Kutlu, İlmihal Yahut Arzuhal’de ele aldığı dini ve ahlaki konuları edebi bir üslupla hem okuyucuya hissettirip, duyururken hem de onu düşünmeye sevkediyor ve yer yer açıklamalarda bulunuyor: “Meseleyi fıkhen değil, ruhen tefsir etmek istediğimi anlamışsınızdır.... Bir din bilgini değilim sadece dini hayatın yaşanırken ruha verdiği sıkıntı veya ferahlığa işaret etmek istiyorum.” (s. 41.)

En ziyade kendisiyle hesaplaşan Kutlu, kitabında kendini olduğu kadar devrini de sorguluyor; siyasetin, cemaatin, mahallenin tahlilini yapıyor: “Bilhassa 1980 yılından sonra ülkede estirilen hava insanımızı maneviyattan uzaklaştırdı. Bu dönemde sürdürülen politikalar ahlâkın önüne parayı koydu.” (s. 62.) Mukayese ediyor, sistemi eleştiriyor, ‘haz ve hız’ çağını sorgulamayı elden bırakmıyor: “Yaşadığımız çağ, (Ahir zaman) bizi bizden koparmak için türlü desiseler ile tıka-basa dolmuştur. Ferdin ihtiyacı âdeta elinden alınmış, insanlık bir sürüye dönüşmüştür. Seçimlerimiz, adımlarımız, ihtiyaçlarımız, duygularımız, düşüncelerimiz, zevklerimiz, yaşam tarzımız başkaları tarafından, sistem tarafından tanzim edilerek bize dayatılmıştır.” (s.108.)

“....... kapitalizmin kara yumruğu ensemize biner. Vitrinler, neonlar, kreasyonlar üzerimize çullanır. Tezgahların, bilgisayarların, terazilerin, kasaların başına geçeriz. Bankalar ve sigorta şirketleri, faktoringler ve leasingler sırıtır. Biraz kredi alırız, biraz faiz ve biraz da kâr payı. Çek imzalar, senet yazarız... Her yanımız kuşatılmıştır. (s.118.) Peki ya çare, çıkış? İşte çıkış: “Belki de tam teslim bayrağını çekecek iken ikindi ezanı patlar.” (s.118.)

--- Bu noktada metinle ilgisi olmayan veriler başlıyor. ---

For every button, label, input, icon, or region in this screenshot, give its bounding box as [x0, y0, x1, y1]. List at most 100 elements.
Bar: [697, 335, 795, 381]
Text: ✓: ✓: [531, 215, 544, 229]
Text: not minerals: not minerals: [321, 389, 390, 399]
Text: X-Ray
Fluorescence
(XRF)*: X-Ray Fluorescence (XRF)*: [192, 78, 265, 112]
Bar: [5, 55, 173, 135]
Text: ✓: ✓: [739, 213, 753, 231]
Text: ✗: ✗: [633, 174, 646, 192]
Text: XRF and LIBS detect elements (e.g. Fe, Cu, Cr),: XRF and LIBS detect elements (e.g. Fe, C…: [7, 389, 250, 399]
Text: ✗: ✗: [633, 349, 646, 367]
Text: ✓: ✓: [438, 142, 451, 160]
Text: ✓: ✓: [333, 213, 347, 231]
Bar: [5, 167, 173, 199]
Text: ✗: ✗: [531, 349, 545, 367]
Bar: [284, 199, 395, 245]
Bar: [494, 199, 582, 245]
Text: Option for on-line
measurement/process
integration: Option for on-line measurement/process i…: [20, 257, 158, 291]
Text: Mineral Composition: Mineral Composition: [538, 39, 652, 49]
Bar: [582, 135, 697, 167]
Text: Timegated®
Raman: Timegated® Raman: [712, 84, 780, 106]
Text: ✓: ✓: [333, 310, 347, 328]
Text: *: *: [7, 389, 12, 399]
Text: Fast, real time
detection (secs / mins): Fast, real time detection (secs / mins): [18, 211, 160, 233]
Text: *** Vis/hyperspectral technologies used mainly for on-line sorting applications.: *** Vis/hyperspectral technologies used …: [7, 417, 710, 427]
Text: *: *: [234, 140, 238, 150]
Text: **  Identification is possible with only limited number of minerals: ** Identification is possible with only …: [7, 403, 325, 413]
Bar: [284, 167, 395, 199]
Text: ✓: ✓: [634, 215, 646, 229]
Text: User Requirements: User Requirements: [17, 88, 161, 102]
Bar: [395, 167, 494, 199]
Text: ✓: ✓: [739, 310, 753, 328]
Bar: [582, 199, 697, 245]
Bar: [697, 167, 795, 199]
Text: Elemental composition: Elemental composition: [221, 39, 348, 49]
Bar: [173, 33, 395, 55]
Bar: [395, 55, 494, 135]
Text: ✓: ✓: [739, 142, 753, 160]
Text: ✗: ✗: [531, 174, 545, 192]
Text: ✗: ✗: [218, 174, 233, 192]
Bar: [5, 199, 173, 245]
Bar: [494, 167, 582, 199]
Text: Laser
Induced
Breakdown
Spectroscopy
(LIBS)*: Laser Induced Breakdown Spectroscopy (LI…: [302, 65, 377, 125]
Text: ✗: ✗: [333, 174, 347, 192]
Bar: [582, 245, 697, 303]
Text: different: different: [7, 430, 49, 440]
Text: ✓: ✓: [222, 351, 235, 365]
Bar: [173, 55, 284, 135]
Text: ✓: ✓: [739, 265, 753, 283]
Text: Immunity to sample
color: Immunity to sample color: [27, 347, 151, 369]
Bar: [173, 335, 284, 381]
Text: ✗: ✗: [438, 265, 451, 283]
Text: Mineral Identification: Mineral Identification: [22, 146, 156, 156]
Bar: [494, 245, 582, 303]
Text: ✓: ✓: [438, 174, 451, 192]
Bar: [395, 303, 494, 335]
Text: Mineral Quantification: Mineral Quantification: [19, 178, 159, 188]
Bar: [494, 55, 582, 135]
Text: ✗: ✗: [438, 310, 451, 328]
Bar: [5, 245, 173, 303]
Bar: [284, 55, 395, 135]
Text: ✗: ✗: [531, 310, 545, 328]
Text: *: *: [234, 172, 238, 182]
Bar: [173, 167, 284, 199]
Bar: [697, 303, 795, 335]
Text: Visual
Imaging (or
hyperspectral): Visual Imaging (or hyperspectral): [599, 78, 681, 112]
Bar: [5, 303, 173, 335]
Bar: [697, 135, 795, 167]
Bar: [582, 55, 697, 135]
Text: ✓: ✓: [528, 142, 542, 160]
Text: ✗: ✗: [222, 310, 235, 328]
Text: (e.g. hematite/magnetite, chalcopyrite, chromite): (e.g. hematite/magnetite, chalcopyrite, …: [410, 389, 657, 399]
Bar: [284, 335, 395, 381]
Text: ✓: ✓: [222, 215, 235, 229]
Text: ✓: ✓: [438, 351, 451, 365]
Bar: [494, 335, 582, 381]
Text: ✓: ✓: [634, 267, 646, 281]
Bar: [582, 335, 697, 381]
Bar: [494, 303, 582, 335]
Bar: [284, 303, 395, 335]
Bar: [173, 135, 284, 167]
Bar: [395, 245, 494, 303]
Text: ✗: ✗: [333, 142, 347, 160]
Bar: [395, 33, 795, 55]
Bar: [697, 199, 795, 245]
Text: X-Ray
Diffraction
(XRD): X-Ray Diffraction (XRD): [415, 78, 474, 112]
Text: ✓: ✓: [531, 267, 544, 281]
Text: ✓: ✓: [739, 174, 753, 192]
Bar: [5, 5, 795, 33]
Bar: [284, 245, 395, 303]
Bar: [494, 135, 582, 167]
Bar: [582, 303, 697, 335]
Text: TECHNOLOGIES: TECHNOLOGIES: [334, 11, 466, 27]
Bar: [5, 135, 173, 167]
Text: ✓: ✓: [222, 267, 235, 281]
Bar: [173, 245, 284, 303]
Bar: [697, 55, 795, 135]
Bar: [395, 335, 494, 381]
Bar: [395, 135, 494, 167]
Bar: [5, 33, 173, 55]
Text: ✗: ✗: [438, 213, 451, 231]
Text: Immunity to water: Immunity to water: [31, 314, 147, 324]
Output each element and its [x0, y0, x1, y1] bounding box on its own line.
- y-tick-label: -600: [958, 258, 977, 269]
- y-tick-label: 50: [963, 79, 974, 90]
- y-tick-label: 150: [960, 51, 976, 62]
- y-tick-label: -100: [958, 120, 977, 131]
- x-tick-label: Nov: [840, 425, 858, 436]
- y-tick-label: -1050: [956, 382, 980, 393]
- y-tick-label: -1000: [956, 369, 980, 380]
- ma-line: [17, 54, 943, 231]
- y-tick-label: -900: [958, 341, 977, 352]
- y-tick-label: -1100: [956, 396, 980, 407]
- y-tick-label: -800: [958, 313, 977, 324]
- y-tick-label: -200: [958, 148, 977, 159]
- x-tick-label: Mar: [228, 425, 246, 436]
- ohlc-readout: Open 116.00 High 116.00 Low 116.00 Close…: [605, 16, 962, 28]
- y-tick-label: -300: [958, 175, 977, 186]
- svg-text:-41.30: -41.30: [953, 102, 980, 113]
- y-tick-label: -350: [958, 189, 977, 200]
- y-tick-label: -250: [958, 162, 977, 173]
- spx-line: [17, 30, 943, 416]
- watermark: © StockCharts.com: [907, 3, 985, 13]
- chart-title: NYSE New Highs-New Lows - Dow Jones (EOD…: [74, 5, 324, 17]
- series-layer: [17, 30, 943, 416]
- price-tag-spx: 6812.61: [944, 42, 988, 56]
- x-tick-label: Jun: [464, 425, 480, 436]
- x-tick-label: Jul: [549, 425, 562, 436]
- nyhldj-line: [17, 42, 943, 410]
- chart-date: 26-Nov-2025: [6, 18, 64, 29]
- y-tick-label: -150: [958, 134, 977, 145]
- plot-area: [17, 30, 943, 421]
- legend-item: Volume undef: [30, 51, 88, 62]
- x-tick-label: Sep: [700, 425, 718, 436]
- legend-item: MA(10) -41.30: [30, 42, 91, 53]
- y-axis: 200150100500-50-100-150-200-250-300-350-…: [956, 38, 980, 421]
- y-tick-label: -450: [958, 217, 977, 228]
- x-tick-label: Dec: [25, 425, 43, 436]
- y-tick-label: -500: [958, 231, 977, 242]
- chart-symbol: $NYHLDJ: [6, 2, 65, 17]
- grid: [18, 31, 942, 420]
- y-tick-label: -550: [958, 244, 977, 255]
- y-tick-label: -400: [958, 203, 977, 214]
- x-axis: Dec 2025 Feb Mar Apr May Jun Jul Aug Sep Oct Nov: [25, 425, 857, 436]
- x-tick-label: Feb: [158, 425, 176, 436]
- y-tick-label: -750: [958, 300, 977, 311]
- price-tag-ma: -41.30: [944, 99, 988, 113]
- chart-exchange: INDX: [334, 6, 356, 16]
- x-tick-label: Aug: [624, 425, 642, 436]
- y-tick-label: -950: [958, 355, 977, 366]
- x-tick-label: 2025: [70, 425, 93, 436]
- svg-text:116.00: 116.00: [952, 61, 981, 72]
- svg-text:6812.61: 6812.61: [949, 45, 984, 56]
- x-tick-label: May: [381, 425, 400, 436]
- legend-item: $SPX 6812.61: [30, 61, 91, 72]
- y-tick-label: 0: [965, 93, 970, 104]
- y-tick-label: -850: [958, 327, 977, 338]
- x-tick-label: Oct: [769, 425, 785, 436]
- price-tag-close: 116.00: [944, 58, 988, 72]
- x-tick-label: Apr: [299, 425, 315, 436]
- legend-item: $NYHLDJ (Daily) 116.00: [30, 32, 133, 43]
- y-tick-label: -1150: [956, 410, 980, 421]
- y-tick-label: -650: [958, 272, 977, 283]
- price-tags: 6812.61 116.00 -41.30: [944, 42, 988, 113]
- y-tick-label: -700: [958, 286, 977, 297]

DURUM NE KADAR KÖTÜ İSE UMUT DA O KADAR KUVVETLİDİR

‘Kanaat’ başlıklı metinde, Robenson’u menfaatini kovalayan pis bir burjuva olarak niteleyen yazar, “Ağaçları ben kesmiyorum, kuşları öldürmüyor, denizleri kirletmiyorum. Sizin o şişinip durduğunuz modern teknoloji, kurduğu sistem (ideoloji teknolojiyi-teknoloji ideolojiyi besliyor), o sistemin kanlı dişlileri arasında öğütülüp duruyor bu güzelim tabiat, bu masum çocuklar, gökyüzü ve bulutlar.... Hız ve hazzın peşinden koşanlar “ne kadar tüketiyorsak o kadar mutluyuz palavrasına kanmış durumda. Dünyayı bu ideoloji yönetiyor.... Adalet bu yüzden tecelli etmiyor.” (s. 84-87.) diyor ve tükenmez bir hazine olan ‘kanaat’e işaret ediyor. Okuyucuda oluşabilecek ‘ne yapmalı’ sualinin cevabı belki de ‘Bir Şey Yap’ başlıklı metinde. Okuyucuyu harekete davet ediyor ve şöyle bitiriyor Kutlu: “-Bir şey yap, barış olsun. İnsanlar kin ve nefretten uzaklaşsın. Bombalar patlamasın, çocuklar ölmesin.

-Ohooo, bana neredeyse dünyayı düzelt diyorsun...

-Öyle.. Hadi bir şey yap..” (s. 55.)

Kutlu hikayeleri için hep söylenir ya, “Bir solukta okuduk” diye. Bu sefer bir solukta değil, sindire sindire okuduk. Notlar aldık, ezberler yaptık. Kimi dertlendik, kimi ağladık. Duanın, sükutun, gözyaşının, açlığın ve tokluğun, varlığın ve yokluğun, bölüşmenin kıymetini anladık. Değil mi ki, durum ne kadar kötü ise umut da o kadar kuvvetlidir. Bu ilmihali herkese tavsiye edelim, büyük-küçük herkese ve yazımızı Kutlu’nun duası ile bitirelim:

“... Ey gözlerin görmediği, zanların karışmadığı, anlatanların anlatamadığı, hadiselerin değiştiremediği, dağların ağırlığını, yağmurun ve yaprakların sayısını bilen; kendisinden hiçbir zerrenin gizlenemediği ulu Allah!.. Ömrümün sonunu hayreyle. En sevinçli günüm sana kavuşacağım gün olsun.” (s. 173.)